Diese Wikinger-Taschenbügel aus Holz basieren auf historischen Funden aus Haithabu und dienen als Trägerkonstruktion für wikingerzeitliche Umhängetaschen. Gefertigt aus Kiefernholz und mit praktischen Schlitzen sowie Bohrungen versehen, ermöglichen sie den authentischen Nachbau frühmittelalterlicher Taschen nach archäologischen Vorbildern.

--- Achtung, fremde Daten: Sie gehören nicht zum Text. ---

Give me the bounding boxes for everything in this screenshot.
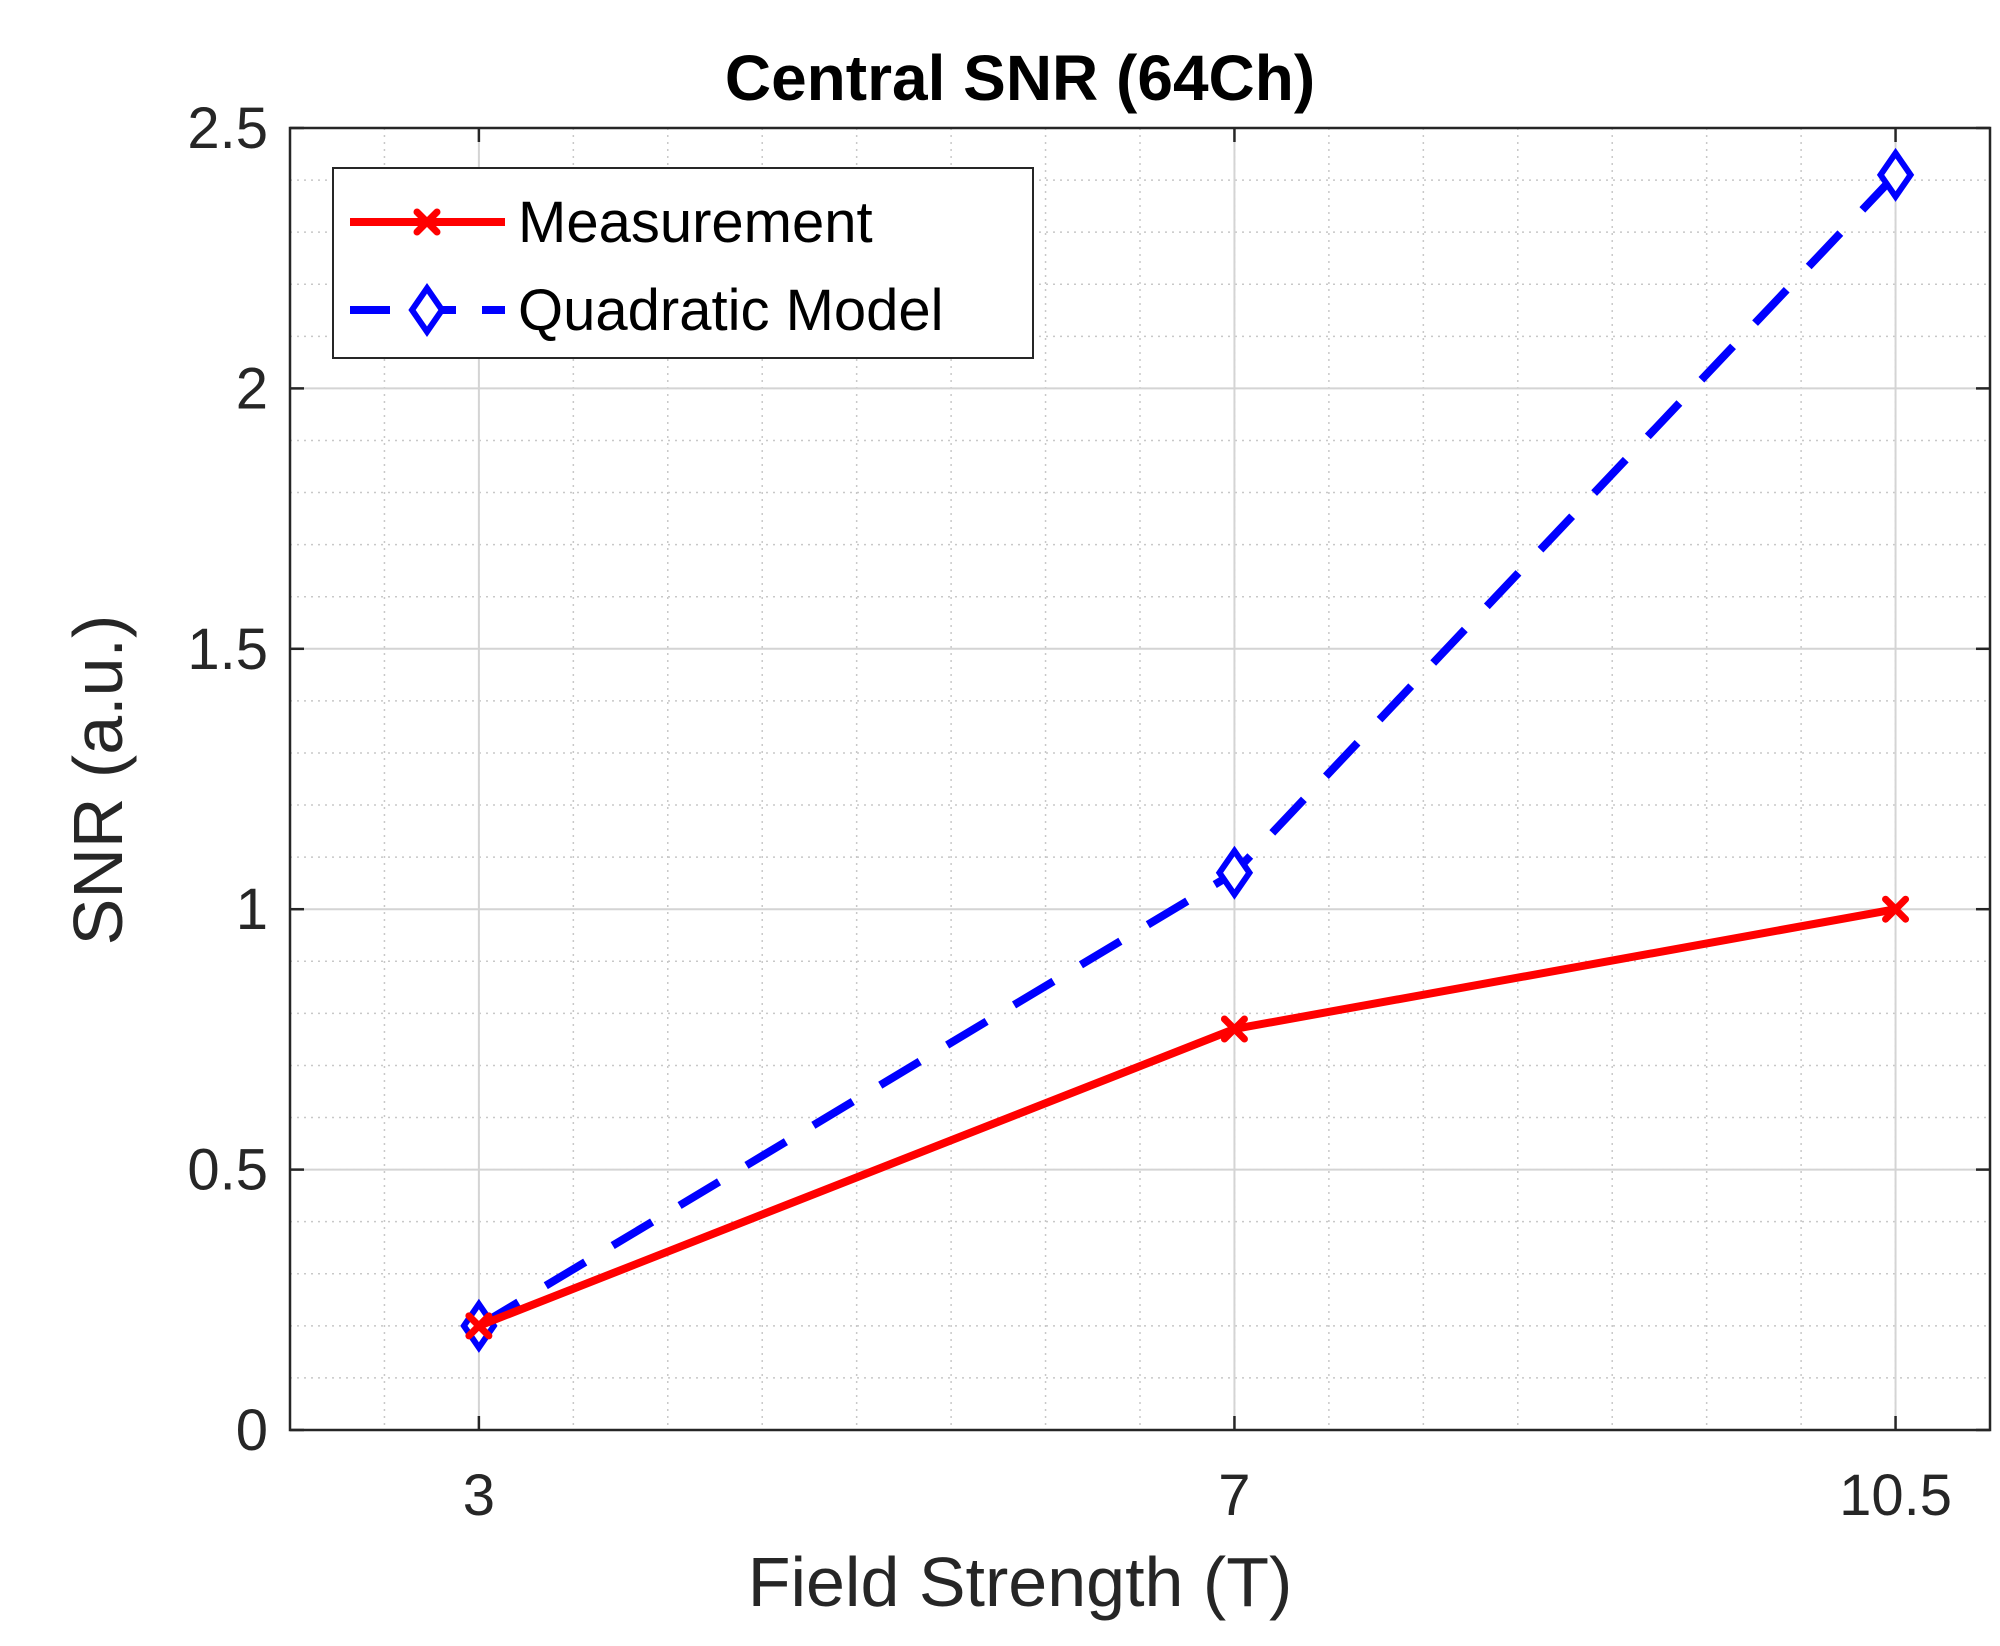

Die Wikinger Taschenbügel aus Holz gehören zu den charakteristischsten Bestandteilen historischer Taschenfunde aus der Wikingerzeit. Sie dienten dazu, Taschen aus Stoff oder Leder eine stabile Form zu verleihen und gleichzeitig eine einfache Befestigung von Trageriemen oder Kordeln zu ermöglichen.
Diese Ausführung wurde nach einem historischen Fund aus Haithabu rekonstruiert und aus Kiefernholz gefertigt. Haithabu war zwischen dem 8. und 11. Jahrhundert eines der bedeutendsten Handelszentren Nordeuropas und liefert bis heute zahlreiche Erkenntnisse über Kleidung, Handwerk und Alltagsgegenstände der Wikingerzeit.
Die beiden Bügel verfügen über eingearbeitete Schlitze, durch welche der vorbereitete Stoff oder das Leder der Tasche geführt und anschließend vernäht werden kann. Auf diese Weise entsteht eine stabile Taschenöffnung, die gleichzeitig den charakteristischen Look wikingerzeitlicher Umhängetaschen erzeugt.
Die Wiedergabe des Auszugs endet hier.